In recent months, it seems there has been something of a shift in construction policy in the emirate. Not content with building hotels in the shape of God, or Mammon, or Cher, the powers that be have decided that what the place really needs is buildings actually designed by celebrities, and to this end they have commissioned all manner of stars to do just that. One such entertainer is Brad Pitt, who has long been boring interviewers with his thoughts on architecture. Brad is like a hotter version of George Costanza, who, you may recall, spent most of Seinfeld wishing he was an architect. George once claimed to have designed "the new addition to the Guggenheim". Anyway, the hilarious news is that Brad is actually being allowed to design a building - an 800-room, five-star hotel complex, in fact.

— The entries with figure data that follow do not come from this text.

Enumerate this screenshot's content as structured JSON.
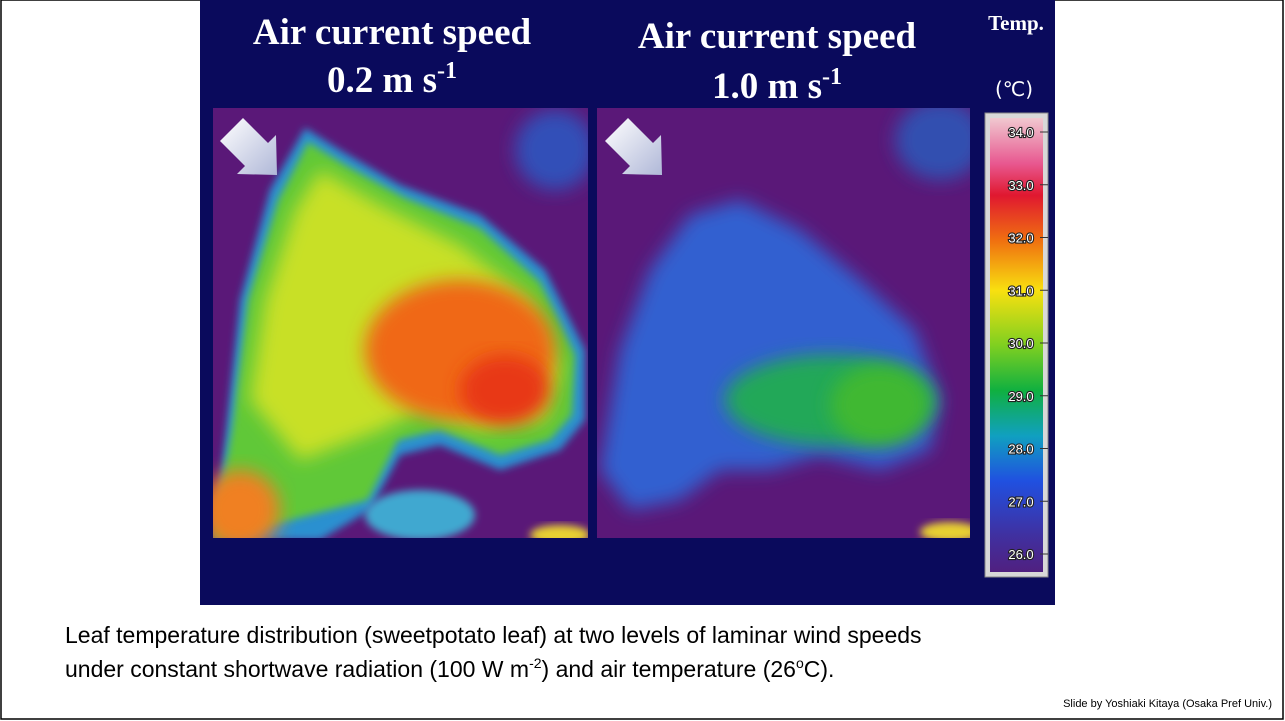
{
  "panels": [
    {
      "title_line1": "Air current speed",
      "title_line2": "0.2 m s",
      "title_sup": "-1"
    },
    {
      "title_line1": "Air current speed",
      "title_line2": "1.0 m s",
      "title_sup": "-1"
    }
  ],
  "colorbar": {
    "title": "Temp.",
    "unit": "(℃)",
    "ticks": [
      "34.0",
      "33.0",
      "32.0",
      "31.0",
      "30.0",
      "29.0",
      "28.0",
      "27.0",
      "26.0"
    ]
  },
  "caption": {
    "line1": "Leaf temperature distribution (sweetpotato leaf) at two levels of laminar wind speeds",
    "line2_a": "under constant shortwave radiation (100 W m",
    "line2_sup1": "-2",
    "line2_b": ") and air temperature (26",
    "line2_sup2": "o",
    "line2_c": "C)."
  },
  "credit": "Slide by Yoshiaki Kitaya (Osaka Pref Univ.)"
}
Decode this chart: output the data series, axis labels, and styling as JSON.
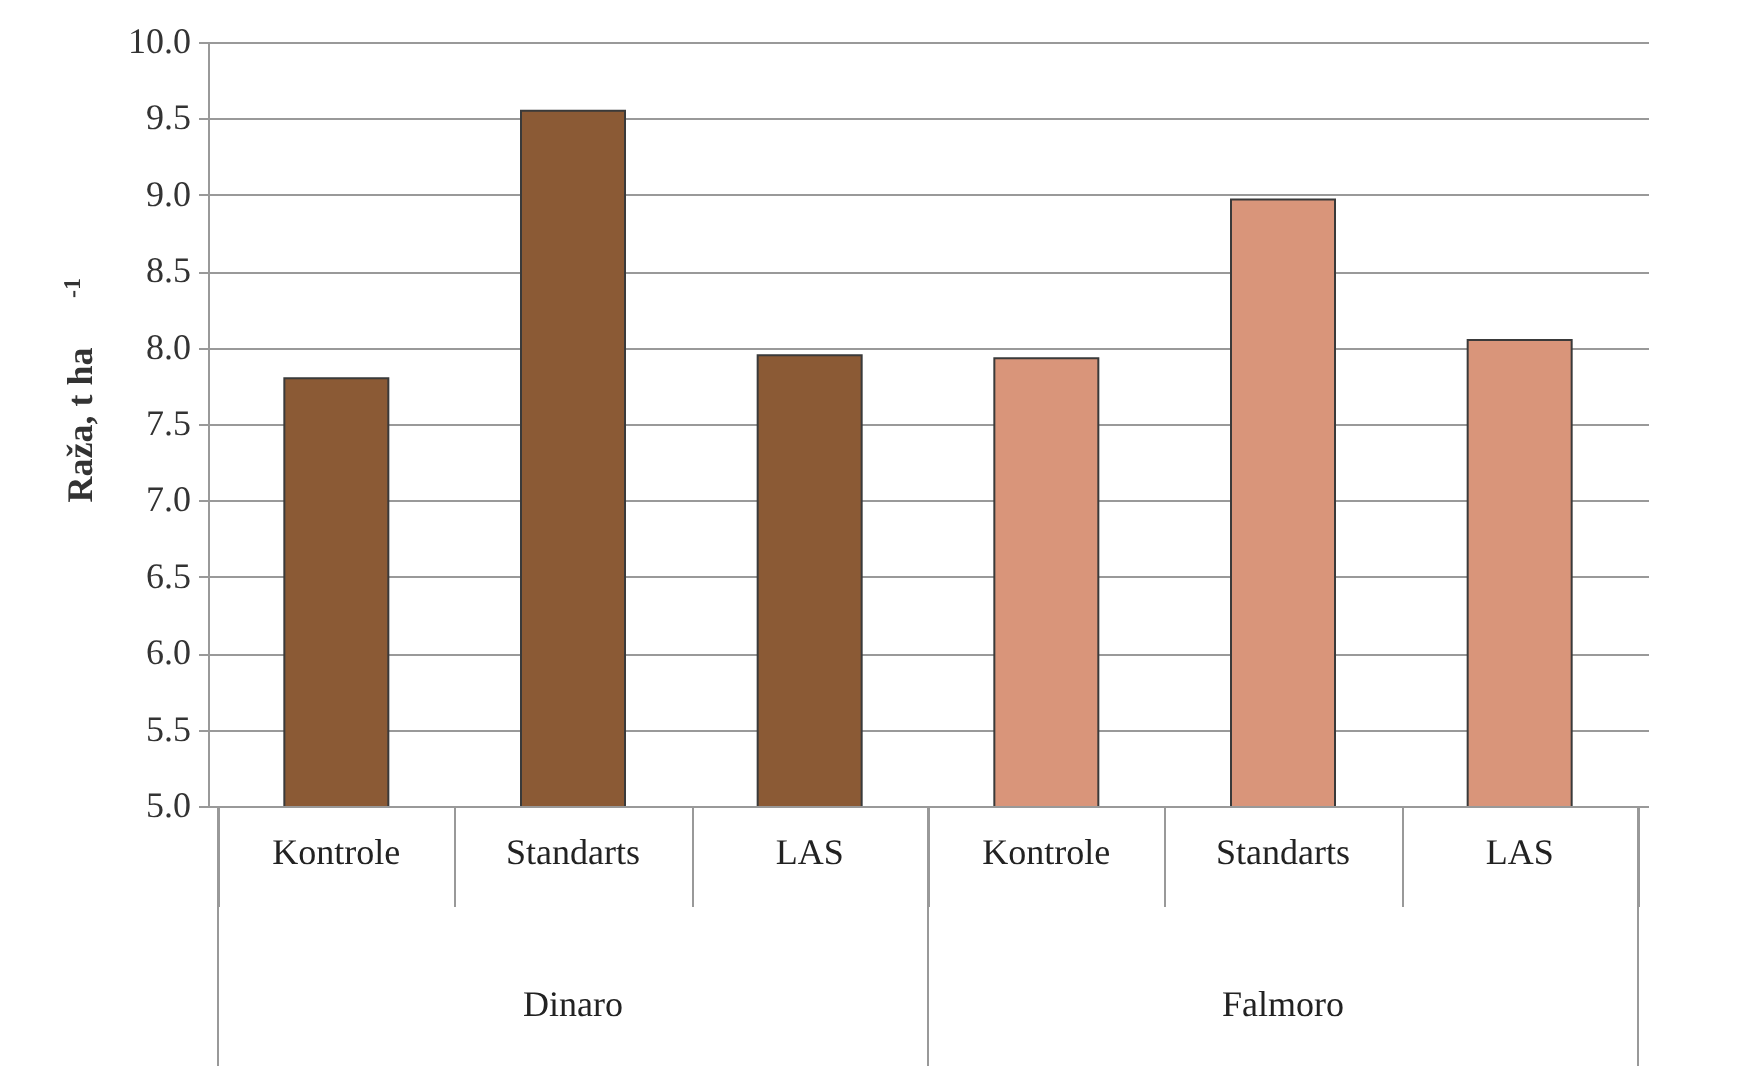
{
  "chart_data": {
    "type": "bar",
    "ylabel": "Raža, t ha$^{-1}$",
    "categories": [
      "Kontrole",
      "Standarts",
      "LAS",
      "Kontrole",
      "Standarts",
      "LAS"
    ],
    "values": [
      7.8,
      9.55,
      7.95,
      7.93,
      8.97,
      8.05
    ],
    "colors": [
      "#8b5a35",
      "#8b5a35",
      "#8b5a35",
      "#d9957a",
      "#d9957a",
      "#d9957a"
    ],
    "annotations": [
      "Dinaro",
      "Falmoro"
    ],
    "ylim": [
      5.0,
      10.0
    ],
    "yticks": [
      {
        "value": 5,
        "label": "5.0"
      },
      {
        "value": 5.5,
        "label": "5.5"
      },
      {
        "value": 6,
        "label": "6.0"
      },
      {
        "value": 6.5,
        "label": "6.5"
      },
      {
        "value": 7,
        "label": "7.0"
      },
      {
        "value": 7.5,
        "label": "7.5"
      },
      {
        "value": 8,
        "label": "8.0"
      },
      {
        "value": 8.5,
        "label": "8.5"
      },
      {
        "value": 9,
        "label": "9.0"
      },
      {
        "value": 9.5,
        "label": "9.5"
      },
      {
        "value": 10,
        "label": "10.0"
      }
    ],
    "grid": "y"
  }
}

Who else? Well, undead Chanel auteur Karl Lagerfeld is creating some sort of Coco-inspired Brookside Close on Fashion Island, part of that man-made archipelago The World. Boris Becker and Giorgio Armani are to unveil their own masterplans shortly.

But this week's compromised messiah is Mr Jamie Oliver, currently appearing in those "higher welfare chicken" ads for Sainsbury's. Jamie will expand his burgeoning moral relativism portfolio to Dubai, where he is not simply to build two restaurants, but will personally design each kitchen in the houses on some insanely expensive golf course development.

"I've never before been told there is no budget and just to be creative," says Jamie, a chap who will not go hungry in any sense of the expression. "This place has so much to offer. I'm really excited to be working in Dubai."

The kitchens etc are scheduled for completion in 2011 and yet, and yet ... Who knows whether Jamie is aware of the uniformly ghastly conditions in which the armies of labourers who work on this perpetual building site are forced to live? But since he proudly confesses to never having read a book, perhaps his people could do the requisite basic internet search for him and decide whether the risk of "Slave Labour Builds Jamie's Kitchens" headlines is really worth the 30m pieces of silver, or whatever the going rate for building some island units is these days.

In fact, to save them the bother, Lost in Showbiz would like to direct them, and any other celebrity thinking of phoning in some Dubai real-estate project for a huge payday, to read Ghaith Abdul-Ahad's excellent piece on the repulsive labour ghettoes that house the migrant workers. They can find it on the Guardian website. While they're at it they may care to look at the many reports from Human Rights Watch on working conditions in the UAE, which utterly condemns the practice of bonded slavery that effectively ensures some footballer's holiday house gets built.

But if Jamie still insists on chiselling in this unedifying manner, Lost in Showbiz can think of the most darling programming idea to make the trips doubly worth it. How about Jamie's Labour Camp Dinners, a super campaigning documentary where the chef enters said desert ghettoes and tells them that eating fresh vegetables and seared tuna really isn't that hard. "I don't know," says one camera-shy worker in episode one. "I come home after a 16-hour day, and once I've queued behind the communal pans with my onion, tomatoes and lump of bread, and wondered what year, if ever, the foreman is going to give me back my passport, I'm a bit past thinking about tuna loins. But I must know - did you like the way I fitted your marble-surface-mounted high-pressure tap?"

Still, there is at least one less celebrity building on the horizon. Not so long ago it was announced that Pamela Anderson was going to build an eco-hotel in Abu Dhabi, which sounds a bit like building a yoga retreat in Basra. But that project now appears to be in turnaround. Why? Well, reading between the lines, it appears - how to put this? - that Pamela didn't fully understand the nature of the offer placed on the table by one of those nice chaps in the royal family, which seems to have been more of a quid pro quo thing, as opposed to a standard Playboy centrefold civil-engineering commission.